84 Tradução para uso desta tese.
Dona Beija, novela bem-sucedida da Rede Manchete, revela o gosto e a ideologia dos repertórios de ficção televisiva seriada, que se integra aos valores impostos pela tradição aos segmentos da sociedade, para quem é previamente destinada.
Em vista disso, apresenta em sua feitura os traços próprios do senso comum, padrão raramente descartado pelas emissoras de televisão, que dependem do mercado pagante (publicidade) e do mercado consumidor (público). Para esses mercados, o senso comum rege a aceitação e o sucesso da empreitada.
* * *
Com a finalidade de demonstrar os comandos e as incorporações do senso comum na telenovela Dona Beija, utilizamo-nos de cenas recortadas da telenovela e editadas no DVD que acompanha este estudo. Dois foram os nossos motivos para assim proceder.
O primeiro tem a ver com a seleção das cenas que, por seu conteúdo, nos pareceram exemplares; o segundo seria o de subsidiar com imagens as observações pensadas para compor esta conclusão. Vejamos primeiro as cenas e após os comentários:
i. Partida de Beija para a Bagagem e sua relação com diamante maior do que o lá achado antes, o diamante “Estrela do Sul”;
ii. A riqueza como antídoto da desgraça causada pelo rapto, segundo o padre; iii. O uso do ritual africano na maldição da mão porca do homem;
iv. A honra e a coragem da Lady Godiva transfiguradas em desonra e em autonomia individual por Dona Beija.
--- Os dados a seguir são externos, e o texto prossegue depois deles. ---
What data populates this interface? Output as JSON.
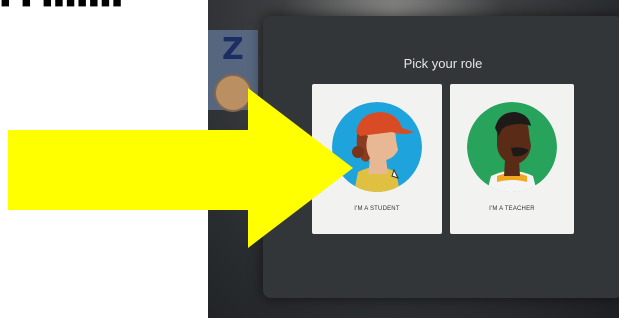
{
  "dialog": {
    "title": "Pick your role",
    "options": [
      {
        "label": "I'M A STUDENT"
      },
      {
        "label": "I'M A TEACHER"
      }
    ]
  },
  "colors": {
    "arrow": "#ffff00",
    "student_avatar_bg": "#1fa3dc",
    "teacher_avatar_bg": "#27a35b",
    "dialog_bg": "#333638"
  }
}
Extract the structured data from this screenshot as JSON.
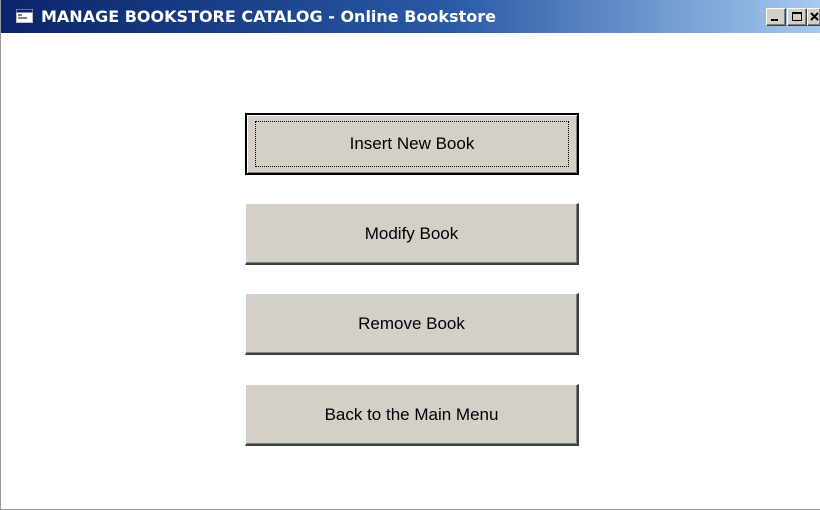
{
  "window": {
    "title": "MANAGE BOOKSTORE CATALOG - Online Bookstore",
    "icon": "window-app-icon",
    "title_bar_color": "#0a246a",
    "caption_buttons": [
      "minimize-icon",
      "maximize-icon",
      "close-icon"
    ]
  },
  "menu": {
    "buttons": [
      {
        "label": "Insert New Book",
        "focused": true
      },
      {
        "label": "Modify Book",
        "focused": false
      },
      {
        "label": "Remove Book",
        "focused": false
      },
      {
        "label": "Back to the Main Menu",
        "focused": false
      }
    ]
  },
  "colors": {
    "button_face": "#d4d0c8",
    "client_background": "#ffffff"
  }
}
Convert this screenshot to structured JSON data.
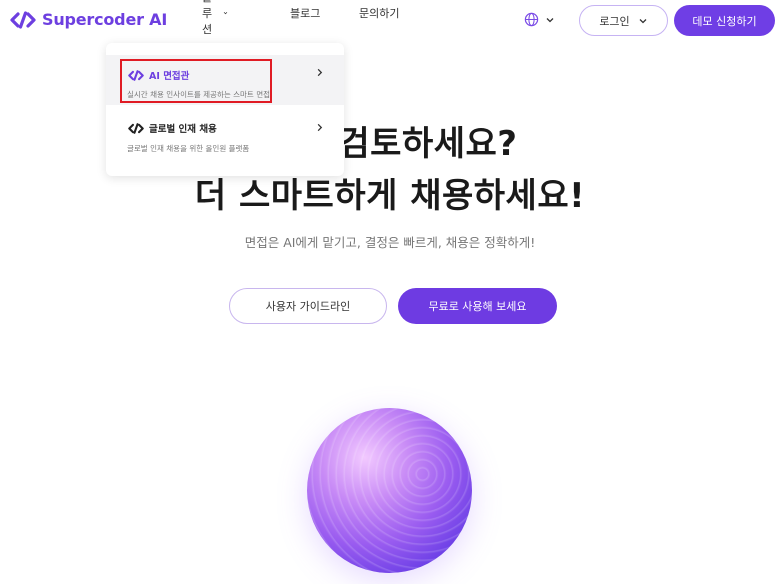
{
  "brand": {
    "name": "Supercoder AI",
    "color": "#6d3fe0"
  },
  "nav": {
    "solutions": "솔루션",
    "blog": "블로그",
    "contact": "문의하기"
  },
  "header": {
    "globe_icon": "globe-icon",
    "login": "로그인",
    "demo": "데모 신청하기"
  },
  "dropdown": {
    "items": [
      {
        "title": "AI 면접관",
        "desc": "실시간 채용 인사이트를 제공하는 스마트 면접"
      },
      {
        "title": "글로벌 인재 채용",
        "desc": "글로벌 인재 채용을 위한 올인원 플랫폼"
      }
    ]
  },
  "hero": {
    "line1": "력서 검토하세요?",
    "line2": "더 스마트하게 채용하세요!",
    "subtitle": "면접은 AI에게 맡기고, 결정은 빠르게, 채용은 정확하게!"
  },
  "cta": {
    "guide": "사용자 가이드라인",
    "free": "무료로 사용해 보세요"
  }
}
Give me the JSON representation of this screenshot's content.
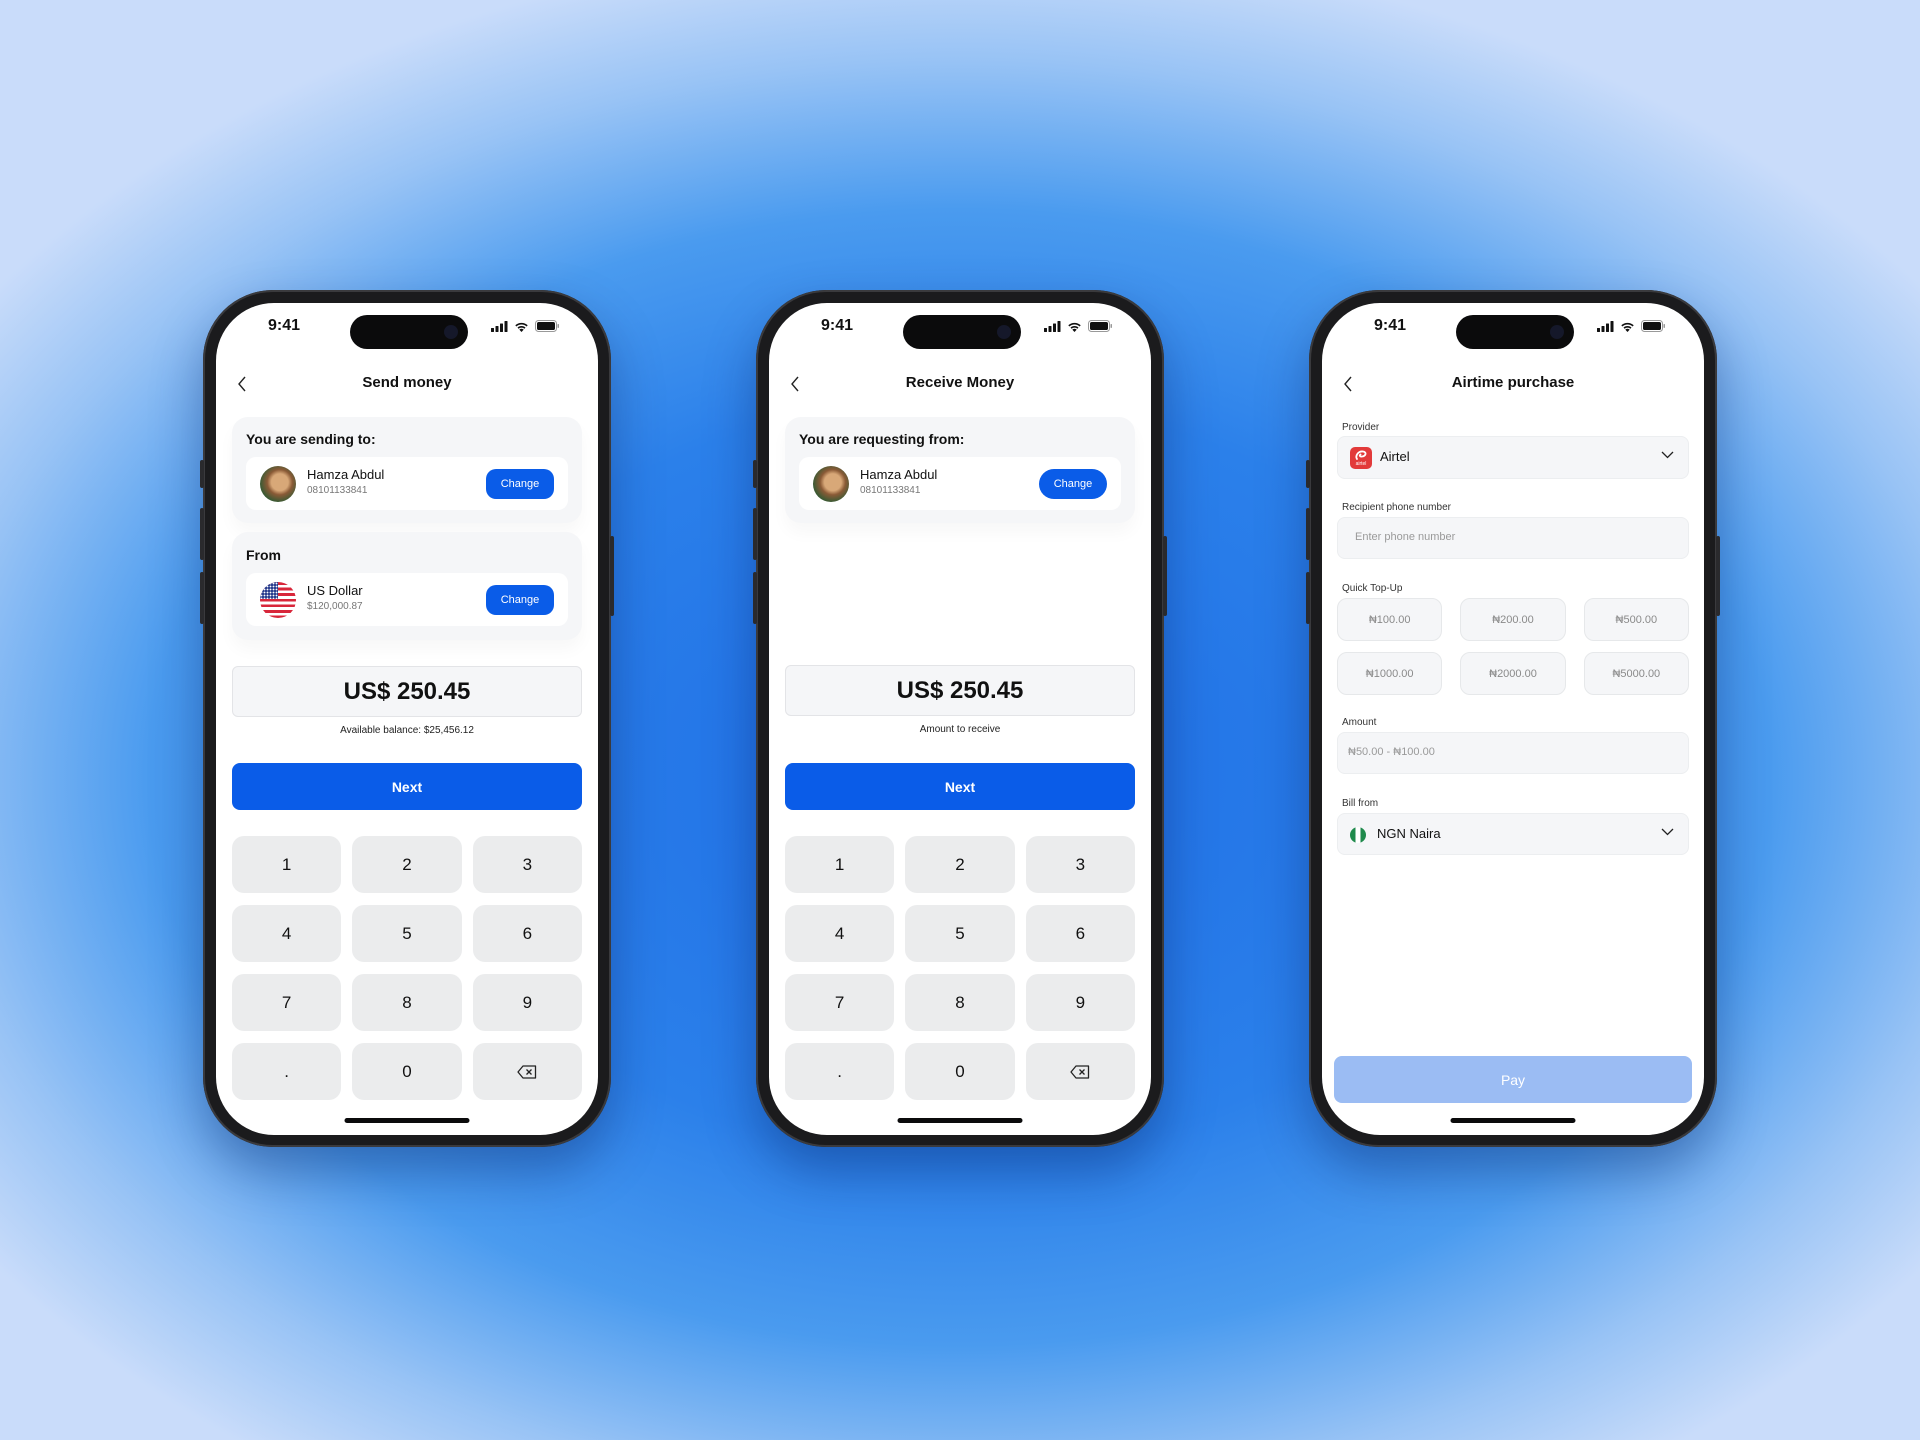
{
  "colors": {
    "primary": "#0a5ce8",
    "primary_disabled": "#9bbcf3",
    "card_bg": "#f5f6f8",
    "key_bg": "#ebeced",
    "airtel_red": "#e23a3a",
    "nigeria_green": "#1f8a4c"
  },
  "status_bar": {
    "time": "9:41",
    "icons": [
      "cellular-signal-icon",
      "wifi-icon",
      "battery-icon"
    ]
  },
  "send_money": {
    "title": "Send money",
    "recipient_section_label": "You are sending to:",
    "recipient": {
      "name": "Hamza Abdul",
      "phone": "08101133841",
      "change_label": "Change"
    },
    "from_section_label": "From",
    "source": {
      "currency": "US Dollar",
      "balance": "$120,000.87",
      "change_label": "Change"
    },
    "amount": "US$ 250.45",
    "available_balance_label": "Available balance:",
    "available_balance_value": "$25,456.12",
    "next_label": "Next"
  },
  "receive_money": {
    "title": "Receive Money",
    "requester_section_label": "You are requesting from:",
    "requester": {
      "name": "Hamza Abdul",
      "phone": "08101133841",
      "change_label": "Change"
    },
    "amount": "US$ 250.45",
    "amount_caption": "Amount to receive",
    "next_label": "Next"
  },
  "keypad": {
    "keys": [
      "1",
      "2",
      "3",
      "4",
      "5",
      "6",
      "7",
      "8",
      "9",
      ".",
      "0"
    ],
    "backspace_icon": "backspace-icon"
  },
  "airtime": {
    "title": "Airtime purchase",
    "provider_label": "Provider",
    "provider_value": "Airtel",
    "provider_logo_text": "airtel",
    "recipient_label": "Recipient phone number",
    "recipient_placeholder": "Enter phone number",
    "quick_topup_label": "Quick Top-Up",
    "quick_topup_options": [
      "₦100.00",
      "₦200.00",
      "₦500.00",
      "₦1000.00",
      "₦2000.00",
      "₦5000.00"
    ],
    "amount_label": "Amount",
    "amount_placeholder": "₦50.00 - ₦100.00",
    "bill_from_label": "Bill from",
    "bill_from_value": "NGN Naira",
    "pay_label": "Pay"
  }
}
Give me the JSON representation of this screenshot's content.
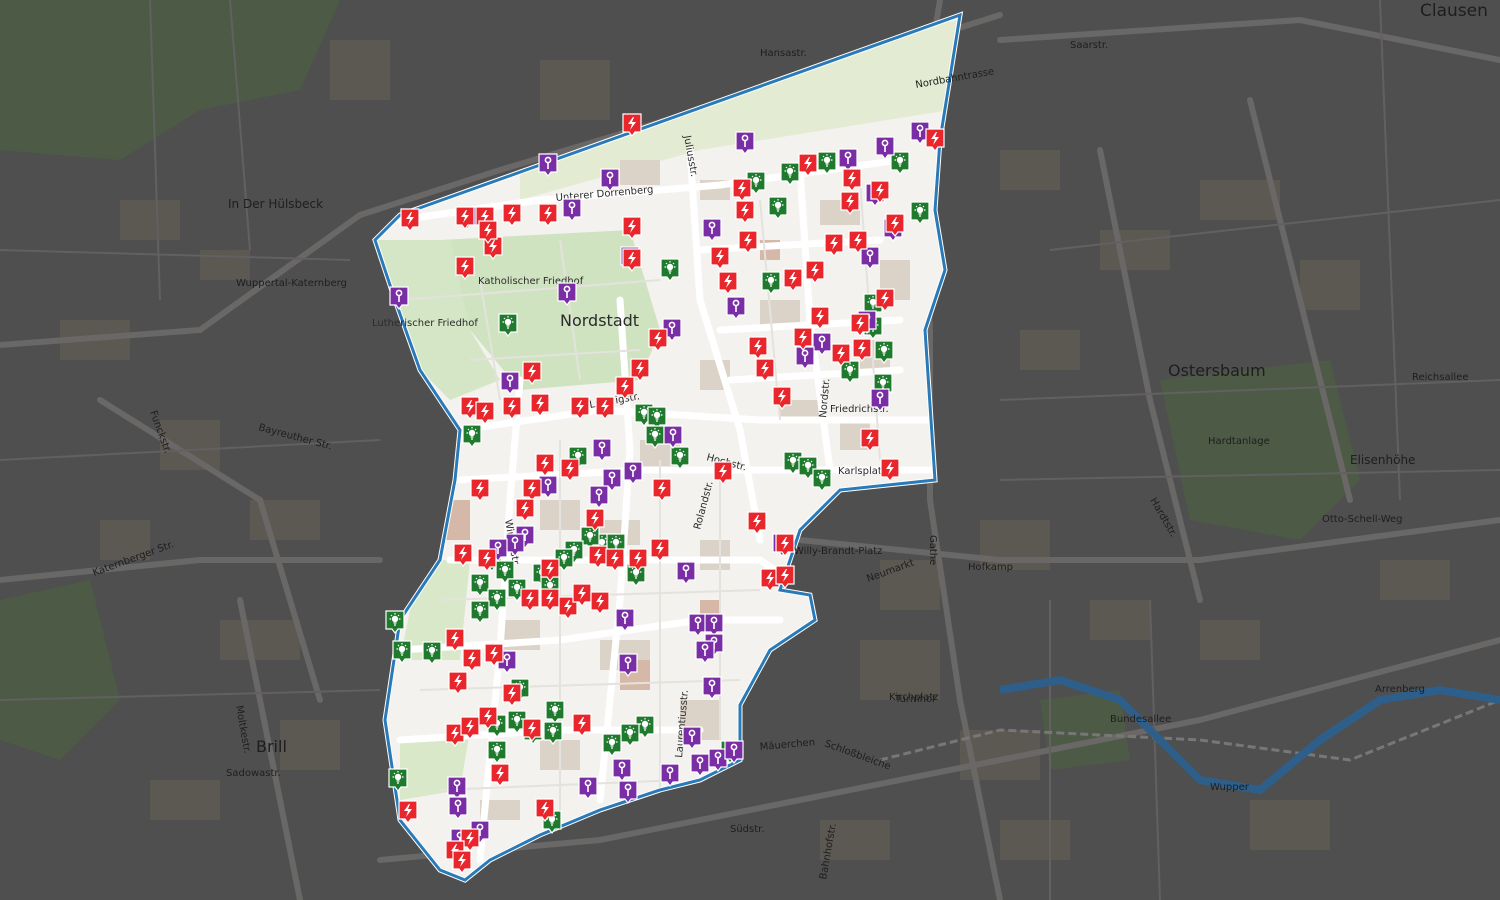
{
  "map": {
    "district_label": "Nordstadt",
    "colors": {
      "red": "#e8262b",
      "purple": "#7a2ea5",
      "green": "#1f7a2e",
      "boundary": "#2a7ab8",
      "outside_tint": "#5a5a5a"
    },
    "place_labels": [
      {
        "text": "Clausen",
        "size": "l"
      },
      {
        "text": "Ostersbaum",
        "size": "l"
      },
      {
        "text": "Brill",
        "size": "l"
      },
      {
        "text": "Nordstadt",
        "size": "l"
      },
      {
        "text": "Elisenhöhe",
        "size": "m"
      },
      {
        "text": "In Der Hülsbeck",
        "size": "m"
      },
      {
        "text": "Wuppertal-Katernberg",
        "size": "s"
      },
      {
        "text": "Katholischer Friedhof",
        "size": "s"
      },
      {
        "text": "Lutherischer Friedhof",
        "size": "s"
      },
      {
        "text": "Hardtanlage",
        "size": "s"
      }
    ],
    "street_labels": [
      "Hansastr.",
      "Saarstr.",
      "Hochstr.",
      "Bundesallee",
      "Neumarkt",
      "Friedrichstr.",
      "Ludwigstr.",
      "Sadowastr.",
      "Bahnhofstr.",
      "Gathe",
      "Karlsplatz",
      "Schloßbleiche",
      "Turmhof",
      "Hofkamp",
      "Willy-Brandt-Platz",
      "Nordbahntrasse",
      "Unterer Dorrenberg",
      "Juliusstr.",
      "Nordstr.",
      "Reichsallee",
      "Otto-Schell-Weg",
      "Katernberger Str.",
      "Kirchplatz",
      "Mäuerchen",
      "Südstr.",
      "Hardtstr.",
      "Bayreuther Str.",
      "Funckstr.",
      "Moltkestr.",
      "Arrenberg",
      "Wupper",
      "Laurentiusstr.",
      "Rolandstr.",
      "Wirkerstr."
    ],
    "markers": {
      "red_positions_count_note": "",
      "legend": []
    }
  }
}
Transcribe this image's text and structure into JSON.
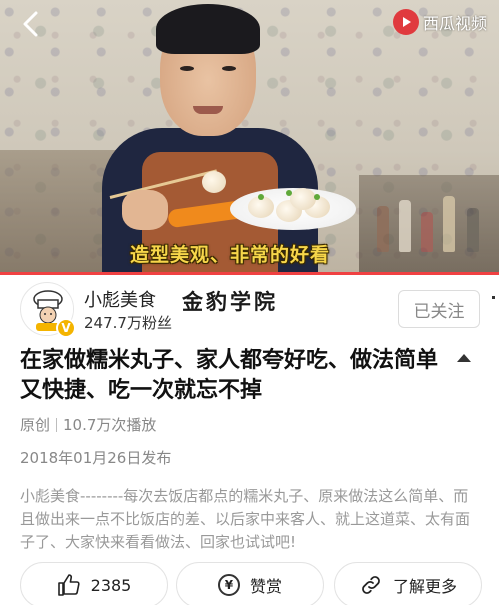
{
  "video": {
    "caption": "造型美观、非常的好看",
    "brand_name": "西瓜视频",
    "back_icon": "chevron-left-icon",
    "brand_icon": "play-circle-icon",
    "brand_color": "#e03a3e",
    "caption_color": "#f7d64a",
    "progress_fraction": 1.0,
    "progress_color": "#f04142"
  },
  "author": {
    "name": "小彪美食",
    "fans": "247.7万粉丝",
    "avatar_icon": "chef-avatar-icon",
    "verified_badge": "V",
    "follow_label": "已关注",
    "watermark": "金豹学院"
  },
  "article": {
    "title": "在家做糯米丸子、家人都夸好吃、做法简单又快捷、吃一次就忘不掉",
    "collapse_icon": "triangle-up-icon",
    "origin": "原创",
    "plays": "10.7万次播放",
    "publish_date": "2018年01月26日发布",
    "description": "小彪美食--------每次去饭店都点的糯米丸子、原来做法这么简单、而且做出来一点不比饭店的差、以后家中来客人、就上这道菜、太有面子了、大家快来看看做法、回家也试试吧!"
  },
  "actions": {
    "like_count": "2385",
    "like_icon": "thumbs-up-icon",
    "reward_label": "赞赏",
    "reward_icon": "yuan-coin-icon",
    "more_label": "了解更多",
    "more_icon": "link-icon"
  }
}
A expressão de compromisso de Lady Godiva na defesa da sociedade, transformada em ato pessoal com caráter de desforra de Dona Beija, contra a cidade que não a acolheu depois e não a desculpou;
v. O julgamento do homicídio de Antônio Sampaio, no qual Dona Beija apresenta o álibi em sua defesa: no dia decidira fechar a chácara do Jatobá, por cansaço da vida fácil; segundo ela, como diziam.
Na tradução feita das cenas acima mencionadas podemos ainda destacar as seguintes inversões:
• a maldição da mão porca do homem identifica-se com o álibi da defesa de Beija no
julgamento, com o fechamento do prostíbulo e o cansaço da vida fácil, como ela mesma declara;
• troca da nudez honrada e corajosa de Lady Godiva, fruto de compromisso social, pela
nudez vingativa e pessoal de Dona Beija, que enfrenta a maldição da mão porca do homem através do seu poder ilimitado.
Das incorporações do senso comum na telenovela e das conseqüentes inversões assim inscritas em seu resultado, eficazes tanto para manter o público requerido pela emissora como também proporcionar ao próprio público (...) “os mitos messiânicos que mantêm a esperança numa idade maravilhosa onde todas as contradições e todas as misérias presentes acharão sua solução e seu remédio” (Gramsci, 1955, p. 22), podemos concluir que o senso comum cristaliza-se na telenovela Dona Beija.
Como personagem real de televisão, Dona Beija teve de adequar-se aos parâmetros que regulam o uso eficaz dos dramas de família e de época nas telenovelas, regidos por mecanismos capazes de transformá-los em produto de sucesso.
Se assim não fosse, a verdade poderia ter sido o contrário:
• nem a riqueza e o diamante solucionam o rapto, a morte do avô, a desonra e a rejeição
individuais;
• nem a maldição da mão porca do homem é tão maldita assim, pois o desejo e as mãos
deles a fizeram poderosa econômica e socialmente;
• nem a nudez de Lady Godiva transfere honra à nudez vingativa e particular de Dona
Beija.
Como dizia Pier Paolo Pasolini (1997): “o resultado é que toda a felicidade é completamente falsa: que se difunde cada vez mais e mais uma imediata infelicidade” (p. 54).
E, o certo é que a Beja hoje existente, ou melhor, a que é lembrada para além das fronteiras do Triângulo Mineiro e da memória familiar, é a Dona Beija da Rede Manchete.